April 2 Sermon

“Breath of Life”
A reflection by Rev. Dr. Thom Bower
For April 2 2017, the Fifth Sunday of Lent
Based on Ezekiel 37:1-14 and John 11:1-17

I usually present these kind of object lessons as part of the children’s time, but this seem liked a good sermon illustration. I’ve brought balloons with me. (toss uninflated balloons) That wasn’t much fun. It is as though they are missing something.

But that’s OK: I also brought … Beach Balls! (toss uninflated beach balls) That wasn’t much fun. It is as though they are missing something.

But that’s OK – I brought my wife’s favorite thing with me today: bubble juice. Yes, you can see she loves bubble juice so much that we buy it by the gallon. (pour bubble juice into bowl.) I honestly don’t know what my wife sees in bubbles. This isn’t much fun. It is as though they are missing something.

I wonder how we could get more life into these toys: these balloons, these beach balls, these bubbles. Wait: here’s a note from my wife. “Thom: remember to use your breath.”

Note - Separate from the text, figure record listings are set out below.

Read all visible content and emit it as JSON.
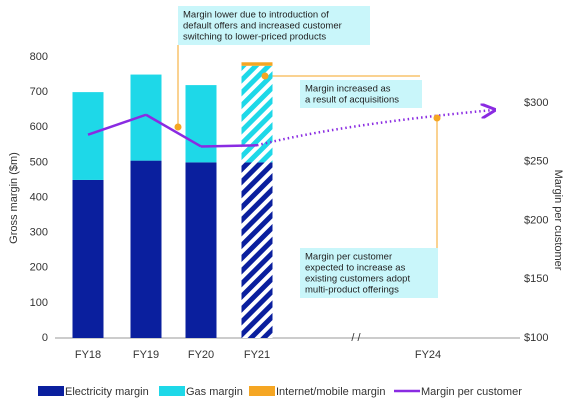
{
  "chart_data": {
    "type": "bar",
    "categories": [
      "FY18",
      "FY19",
      "FY20",
      "FY21",
      "FY24"
    ],
    "y_label": "Gross margin ($m)",
    "y2_label": "Margin per customer",
    "ylim": [
      0,
      800
    ],
    "yticks": [
      0,
      100,
      200,
      300,
      400,
      500,
      600,
      700,
      800
    ],
    "y2lim": [
      100,
      300
    ],
    "y2ticks": [
      {
        "value": 100,
        "label": "$100"
      },
      {
        "value": 150,
        "label": "$150"
      },
      {
        "value": 200,
        "label": "$200"
      },
      {
        "value": 250,
        "label": "$250"
      },
      {
        "value": 300,
        "label": "$300"
      }
    ],
    "hatched": "FY21",
    "dotted_from": "FY21",
    "series": [
      {
        "name": "Electricity margin",
        "color": "#0a1f9e",
        "values": [
          450,
          505,
          500,
          500,
          null
        ]
      },
      {
        "name": "Gas margin",
        "color": "#1ed8e8",
        "values": [
          250,
          245,
          220,
          275,
          null
        ]
      },
      {
        "name": "Internet/mobile margin",
        "color": "#f5a623",
        "values": [
          null,
          null,
          null,
          10,
          null
        ]
      },
      {
        "name": "Margin per customer",
        "type": "line",
        "axis": "y2",
        "color": "#8a2be2",
        "values": [
          273,
          290,
          263,
          264,
          294
        ]
      }
    ],
    "annotations": [
      {
        "lines": [
          "Margin lower due to introduction of",
          "default offers and increased customer",
          "switching to lower-priced products"
        ]
      },
      {
        "lines": [
          "Margin increased as",
          "a result of acquisitions"
        ]
      },
      {
        "lines": [
          "Margin per customer",
          "expected to increase as",
          "existing customers adopt",
          "multi-product offerings"
        ]
      }
    ]
  }
}
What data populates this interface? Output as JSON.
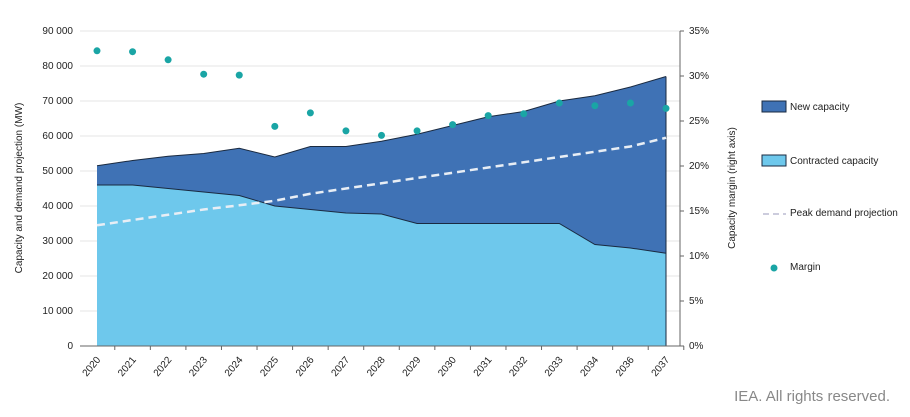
{
  "chart_data": {
    "type": "area",
    "categories": [
      "2020",
      "2021",
      "2022",
      "2023",
      "2024",
      "2025",
      "2026",
      "2027",
      "2028",
      "2029",
      "2030",
      "2031",
      "2032",
      "2033",
      "2034",
      "2036",
      "2037"
    ],
    "series": [
      {
        "name": "Contracted capacity",
        "type": "area",
        "color": "#6ec8ec",
        "values": [
          46000,
          46000,
          45000,
          44000,
          43000,
          40000,
          39000,
          38000,
          37700,
          35000,
          35000,
          35000,
          35000,
          35000,
          29000,
          28000,
          26500
        ]
      },
      {
        "name": "New capacity",
        "type": "stacked-area-top",
        "color": "#3f72b5",
        "values": [
          51500,
          53000,
          54200,
          55000,
          56500,
          54000,
          57000,
          57000,
          58500,
          60500,
          63000,
          65500,
          67000,
          70000,
          71500,
          74000,
          77000
        ]
      },
      {
        "name": "Peak demand projection",
        "type": "dashed-line",
        "color": "#e8eef5",
        "values": [
          34500,
          36000,
          37500,
          39000,
          40200,
          41500,
          43500,
          45000,
          46500,
          48000,
          49500,
          51000,
          52500,
          54000,
          55500,
          57000,
          59500
        ]
      },
      {
        "name": "Margin",
        "type": "scatter",
        "axis": "right",
        "color": "#1aa5a5",
        "values": [
          32.8,
          32.7,
          31.8,
          30.2,
          30.1,
          24.4,
          25.9,
          23.9,
          23.4,
          23.9,
          24.6,
          25.6,
          25.8,
          27.0,
          26.7,
          27.0,
          26.4
        ]
      }
    ],
    "ylabel": "Capacity and demand projection (MW)",
    "y2label": "Capacity margin (right axis)",
    "ylim": [
      0,
      90000
    ],
    "y2lim": [
      0,
      35
    ],
    "yticks": [
      "0",
      "10 000",
      "20 000",
      "30 000",
      "40 000",
      "50 000",
      "60 000",
      "70 000",
      "80 000",
      "90 000"
    ],
    "y2ticks": [
      "0%",
      "5%",
      "10%",
      "15%",
      "20%",
      "25%",
      "30%",
      "35%"
    ],
    "legend": [
      "New capacity",
      "Contracted capacity",
      "Peak demand projection",
      "Margin"
    ],
    "legend_position": "right",
    "grid": true
  },
  "credit": "IEA. All rights reserved."
}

Breath WOULD make these bubbles better. Breath WOULD improve these beach balls. What was I thinking? Of course balloons need breath. (Toss inflated balloons into congregation)

You probably already know that the Hebrew word for spirit can also be translated as breath. That same word can also be translated as wind. So God’s command to Ezekiel to prophesy it could be translated as “prophesy to the wind” or “prophesy to the spirit” or “prophesy to the breath.”

For the people to whom Ezekiel is speaking, this is a promise of restoration, a promise of new life, promise of social transformation. The image of bones receiving flesh and taking a deep breath of spirit was understood as a promise of things to happen at Judgment Day. What Ezekiel does different is to take the promise of new life at some far off someday in the future and make the promise of God’s presence as close as our own breath.

So I’d like us to celebrate that fact that we are breathing this morning. (Isn’t it good news to know you are breathing today? I take it as good news that I am breathing, and I am glad to be here breathing with all of you who are breathing.) I’d like us to use our breath as a starting place for pray.

I’m going to ask you to take a deep breath – I’m not asking you to do anything that would cause you to hurt yourself. What is a deep breath for me may be an impossible breath for you – so you just take what is for you to be a deep breath. OK, on the count of three, take a deep slow breath (1-2-3) and then slowly let it out.

Take another deep breath and thank God for the spirit that fills you and breath out slowly thanking God for another chance to be full of faith.

And one more deep breath and remember the promises of God for liveliness, and as you let it out thank God for the reminders of grace that surround us.